The launch was followed on Saturday November 29 by the 1st International Postgraduate Symposium in Comparative Literature, hosted by the School of Applied Language and Intercultural Studies, DCU.

The symposium provided a forum for twenty-four new researchers in the field (see http://www.dcu.ie/salis/clai/index.shtml) to present their work. The event was attended by over eighty participants, an extremely encouraging figure given that the discipline was not developed in Ireland until 2003, when the MA in Comparative Literature was created in the School of Applied Language and Intercultural Studies, DCU.

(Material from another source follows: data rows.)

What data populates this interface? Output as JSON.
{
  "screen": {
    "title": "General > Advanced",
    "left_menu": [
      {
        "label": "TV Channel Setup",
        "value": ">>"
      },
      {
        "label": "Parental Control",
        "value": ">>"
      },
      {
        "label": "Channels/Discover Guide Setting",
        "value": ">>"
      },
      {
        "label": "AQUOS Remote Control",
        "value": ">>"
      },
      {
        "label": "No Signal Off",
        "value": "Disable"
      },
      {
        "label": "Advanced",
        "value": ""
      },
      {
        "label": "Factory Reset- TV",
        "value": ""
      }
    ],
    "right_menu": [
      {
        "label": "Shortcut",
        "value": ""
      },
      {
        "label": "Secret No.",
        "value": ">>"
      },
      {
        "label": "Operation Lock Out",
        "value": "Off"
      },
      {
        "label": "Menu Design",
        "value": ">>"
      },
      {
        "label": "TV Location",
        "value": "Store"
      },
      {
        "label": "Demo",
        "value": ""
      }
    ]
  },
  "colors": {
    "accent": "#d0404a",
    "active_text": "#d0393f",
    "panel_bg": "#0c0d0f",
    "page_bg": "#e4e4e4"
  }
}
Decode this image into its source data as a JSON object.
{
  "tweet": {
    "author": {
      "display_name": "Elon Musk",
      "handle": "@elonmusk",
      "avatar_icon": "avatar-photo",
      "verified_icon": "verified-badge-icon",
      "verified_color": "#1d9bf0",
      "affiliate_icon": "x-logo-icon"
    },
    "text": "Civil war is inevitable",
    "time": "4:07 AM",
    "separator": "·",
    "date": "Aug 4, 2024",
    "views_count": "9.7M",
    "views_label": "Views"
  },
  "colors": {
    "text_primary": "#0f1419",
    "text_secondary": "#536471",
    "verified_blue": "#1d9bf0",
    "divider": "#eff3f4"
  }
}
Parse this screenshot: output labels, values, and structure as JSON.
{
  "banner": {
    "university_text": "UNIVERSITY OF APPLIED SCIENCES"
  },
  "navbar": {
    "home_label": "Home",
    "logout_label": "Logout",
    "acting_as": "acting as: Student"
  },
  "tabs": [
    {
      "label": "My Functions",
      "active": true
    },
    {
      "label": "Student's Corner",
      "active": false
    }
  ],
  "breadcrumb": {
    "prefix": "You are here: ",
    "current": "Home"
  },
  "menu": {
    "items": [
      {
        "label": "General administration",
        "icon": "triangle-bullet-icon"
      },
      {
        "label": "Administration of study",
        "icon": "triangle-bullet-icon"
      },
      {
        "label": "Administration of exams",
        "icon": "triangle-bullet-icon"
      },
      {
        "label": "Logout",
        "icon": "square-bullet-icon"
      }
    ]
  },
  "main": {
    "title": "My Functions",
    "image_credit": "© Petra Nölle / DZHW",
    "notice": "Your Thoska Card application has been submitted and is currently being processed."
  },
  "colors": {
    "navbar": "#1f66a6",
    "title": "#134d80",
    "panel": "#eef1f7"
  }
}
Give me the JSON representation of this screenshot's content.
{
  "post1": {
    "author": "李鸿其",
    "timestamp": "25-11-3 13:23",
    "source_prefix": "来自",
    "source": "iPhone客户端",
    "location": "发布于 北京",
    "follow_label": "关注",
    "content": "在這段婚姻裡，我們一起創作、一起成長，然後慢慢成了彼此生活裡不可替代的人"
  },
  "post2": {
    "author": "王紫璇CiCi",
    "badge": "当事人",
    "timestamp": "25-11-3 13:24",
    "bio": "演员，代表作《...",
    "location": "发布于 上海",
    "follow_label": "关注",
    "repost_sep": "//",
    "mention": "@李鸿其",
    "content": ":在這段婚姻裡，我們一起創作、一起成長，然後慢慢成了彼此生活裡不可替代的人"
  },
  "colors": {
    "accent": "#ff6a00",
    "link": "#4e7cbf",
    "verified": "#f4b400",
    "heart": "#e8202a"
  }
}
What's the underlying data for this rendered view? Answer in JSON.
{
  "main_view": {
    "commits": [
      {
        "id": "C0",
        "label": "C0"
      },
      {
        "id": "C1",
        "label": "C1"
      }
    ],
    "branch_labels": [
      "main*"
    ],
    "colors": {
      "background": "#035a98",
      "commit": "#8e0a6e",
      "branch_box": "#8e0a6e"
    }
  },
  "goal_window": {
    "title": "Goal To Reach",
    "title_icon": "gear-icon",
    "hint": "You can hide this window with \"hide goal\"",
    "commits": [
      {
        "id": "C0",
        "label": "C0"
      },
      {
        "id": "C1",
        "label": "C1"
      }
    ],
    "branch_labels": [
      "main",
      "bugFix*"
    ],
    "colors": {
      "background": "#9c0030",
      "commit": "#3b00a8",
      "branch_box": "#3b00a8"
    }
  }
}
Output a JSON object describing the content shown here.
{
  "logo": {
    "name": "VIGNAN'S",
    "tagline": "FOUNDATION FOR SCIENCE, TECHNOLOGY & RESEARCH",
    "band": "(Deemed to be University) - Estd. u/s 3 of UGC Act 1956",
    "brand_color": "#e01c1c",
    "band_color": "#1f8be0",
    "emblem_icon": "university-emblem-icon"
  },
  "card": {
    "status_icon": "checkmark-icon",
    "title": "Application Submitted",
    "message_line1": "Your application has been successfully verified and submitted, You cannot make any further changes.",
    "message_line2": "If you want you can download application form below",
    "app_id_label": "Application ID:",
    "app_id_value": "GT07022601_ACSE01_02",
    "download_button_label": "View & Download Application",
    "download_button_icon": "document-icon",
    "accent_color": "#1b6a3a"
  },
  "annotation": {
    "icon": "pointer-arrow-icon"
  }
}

The objective of the symposium was to explore the latest theoretical and methodological practices in comparative studies, provide a supportive environment for those new to presenting conference papers, and offer a lively and stimulating platform to all involved. Those objectives were fully achieved, thanks to the enthusiasm of academics from most Irish universities – North and South – who encouraged their postgraduate students to attend, and who themselves supported the symposium through their attendance. There is no doubt, however, that the symposium’s success was due to the postgraduate students, thanks to the wide and imaginative range of subjects they presented and the impressively high quality of the papers they delivered.

The CLAI provides a forum for all those in Irish universities interested in Comparative Literature to work together to pursue shared interests and objectives. Comparative Literature provides a critical and methodological framework for the comparative study of artistic works, be they in literature, music, film, painting, or other visual arts. At the core of Comparative Literature lies an investigation that is engaged in and committed to cross-cultural study and that recognises the constructive role of the historical, sociological and ideological in the production of literature.

The Symposium organizing committee – Brigitte Le Juez, Jean-Philippe Imbert and Bevin Doyle – intend to publish the proceedings, online, on the CLAI website (www.complit.org).